Atatürk doğayı çok sevdiği gibi ağaçlandırmaya da önem veren
bir insandı. Atatürk’ün doğa sevgisi, babasının ölümünden sonra annesi ve
kardeşiyle beraber Selanik yakınlarındaki dayısının çiftliğine yerleşmesi ile
başlamıştır. Atatürk burada kazandığı bitki ve hayvan sevgisinin etkileri
yaşamının ilerleyen bölümlerinde artarak devam etmiştir.
Atatürk’ün doğayı ve ağacı sevmesinin en belirgin
örneklerinden bir tanesi Ankara’da bulunan Atatürk Orman Çiftliği’dir. Atatürk
1915 yılında kendi aylığını kurarak çiftliğin bugünkü yerini satın almıştır.

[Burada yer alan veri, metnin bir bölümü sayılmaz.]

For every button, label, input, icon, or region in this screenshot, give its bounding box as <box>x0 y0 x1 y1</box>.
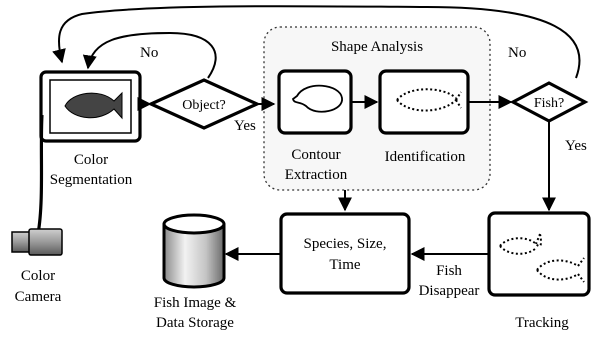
camera-icon <box>11 228 63 256</box>
object-decision-label: Object? <box>182 98 226 113</box>
fish-silhouette-icon <box>64 91 123 120</box>
species-size-time-label-1: Species, Size, <box>304 236 387 252</box>
database-cylinder-icon <box>162 213 226 289</box>
color-segmentation-label-2: Segmentation <box>50 172 133 188</box>
contour-extraction-box <box>277 69 353 135</box>
storage-label-2: Data Storage <box>156 315 234 331</box>
fish-disappear-label-2: Disappear <box>419 283 480 299</box>
identification-box <box>378 69 470 135</box>
tracking-box <box>487 211 591 297</box>
fish-yes-label: Yes <box>565 138 587 154</box>
shape-analysis-title: Shape Analysis <box>331 39 423 55</box>
camera-label-2: Camera <box>15 289 62 305</box>
tracking-label: Tracking <box>515 315 569 331</box>
species-size-time-label-2: Time <box>329 257 360 273</box>
object-yes-label: Yes <box>234 118 256 134</box>
color-segmentation-box <box>39 70 142 143</box>
storage-label-1: Fish Image & <box>154 295 237 311</box>
color-segmentation-label-1: Color <box>74 152 108 168</box>
fish-decision-diamond <box>509 81 589 123</box>
fish-no-label: No <box>508 45 526 61</box>
contour-extraction-label-1: Contour <box>291 147 340 163</box>
object-no-label: No <box>140 45 158 61</box>
fish-no-loop-arrow <box>52 5 581 79</box>
camera-label-1: Color <box>21 268 55 284</box>
fish-disappear-label-1: Fish <box>436 263 462 279</box>
fish-decision-label: Fish? <box>534 96 564 111</box>
object-no-loop-arrow <box>82 31 217 79</box>
species-size-time-box <box>279 212 411 295</box>
identification-label: Identification <box>385 149 466 165</box>
camera-cable <box>36 114 44 235</box>
contour-extraction-label-2: Extraction <box>285 167 348 183</box>
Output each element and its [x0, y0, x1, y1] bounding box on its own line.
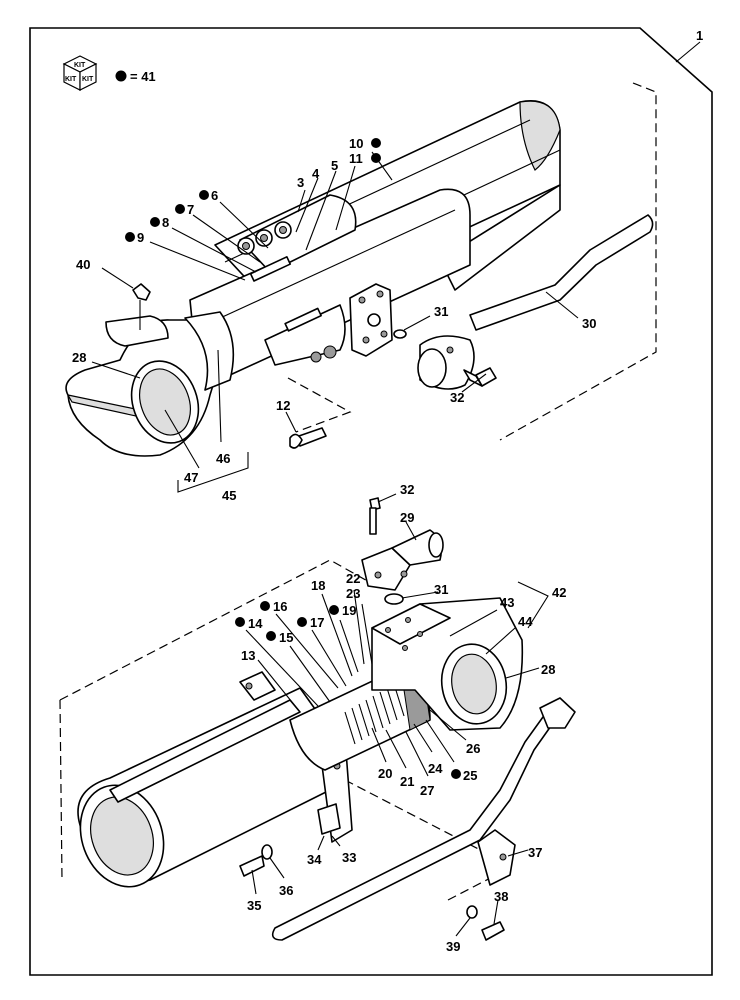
label-29: 29 [400, 510, 414, 525]
label-24: 24 [428, 761, 443, 776]
label-21: 21 [400, 774, 414, 789]
label-4: 4 [312, 166, 320, 181]
label-30-upper: 30 [582, 316, 596, 331]
frame-leader [675, 41, 701, 63]
label-16: 16 [273, 599, 287, 614]
label-22: 22 [346, 571, 360, 586]
kit-dots [125, 138, 461, 779]
label-19: 19 [342, 603, 356, 618]
label-37: 37 [528, 845, 542, 860]
label-9: 9 [137, 230, 144, 245]
label-40: 40 [76, 257, 90, 272]
kit-text-top: KIT [74, 62, 86, 69]
label-36: 36 [279, 883, 293, 898]
label-7: 7 [187, 202, 194, 217]
label-28-lower: 28 [541, 662, 555, 677]
label-1: 1 [696, 28, 703, 43]
label-5: 5 [331, 158, 338, 173]
label-32-upper: 32 [450, 390, 464, 405]
label-6: 6 [211, 188, 218, 203]
lower-assembly [59, 493, 576, 941]
kit-text-left: KIT [65, 76, 77, 83]
label-20: 20 [378, 766, 392, 781]
label-33: 33 [342, 850, 356, 865]
label-10: 10 [349, 136, 363, 151]
label-14: 14 [248, 616, 263, 631]
label-42: 42 [552, 585, 566, 600]
label-11: 11 [349, 151, 363, 166]
label-43: 43 [500, 595, 514, 610]
label-18: 18 [311, 578, 325, 593]
label-27: 27 [420, 783, 434, 798]
kit-cube-icon: KIT KIT KIT [62, 55, 98, 91]
label-39: 39 [446, 939, 460, 954]
label-46: 46 [216, 451, 230, 466]
label-28-upper: 28 [72, 350, 86, 365]
label-15: 15 [279, 630, 293, 645]
label-17: 17 [310, 615, 324, 630]
label-23: 23 [346, 586, 360, 601]
part-labels: 3 4 5 6 7 8 9 10 11 12 28 30 31 32 40 45… [72, 136, 596, 954]
label-38: 38 [494, 889, 508, 904]
label-31-lower: 31 [434, 582, 448, 597]
kit-text-right: KIT [82, 76, 94, 83]
drawing-frame [29, 27, 713, 976]
label-26: 26 [466, 741, 480, 756]
label-35: 35 [247, 898, 261, 913]
label-3: 3 [297, 175, 304, 190]
label-13: 13 [241, 648, 255, 663]
label-31-upper: 31 [434, 304, 448, 319]
kit-dot-icon [115, 70, 127, 82]
label-25: 25 [463, 768, 477, 783]
kit-legend: = 41 [130, 69, 156, 84]
label-32-lower: 32 [400, 482, 414, 497]
label-8: 8 [162, 215, 169, 230]
label-44: 44 [518, 614, 533, 629]
label-12: 12 [276, 398, 290, 413]
upper-assembly [65, 82, 657, 493]
label-47: 47 [184, 470, 198, 485]
thread-lines [344, 683, 405, 745]
label-45: 45 [222, 488, 236, 503]
label-34: 34 [307, 852, 322, 867]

Ortasından demiryolu geçen bataklık arazi, Atatürk’ün diktirdiği ağaçlar ve
planladığı çalışmalar ile bugünkü halini almıştır.
Atatürk’ün doğa ve ağaç sevgisi Ankara ile sınırlı değildir tabiî
ki. “ Bu vatan, çocuklarımız ve torunlarımız için cennet yapılmaya değer”
sözüyle doğaya ne kadar önem verdiğini vurgulamıştır. Atatürk’ün en önemli
amaçlarından bir tanesi tüm ülkeyi ağaçlandırmak ve yeşillendirmek olmuştur.
İşte Atatürk’ün doğa
sevgisini anlatan güzel bir hikâye;
Atatürk bir gün Yalova’daki çiftliğe gittiğinde, Köşk'ün hemen yanındaki çınar ağacının dallarını kesmeye çalışan bir bahçıvana rastlar. Hemen bahçıvanı yanına çağırarak bunun nedenini sorar.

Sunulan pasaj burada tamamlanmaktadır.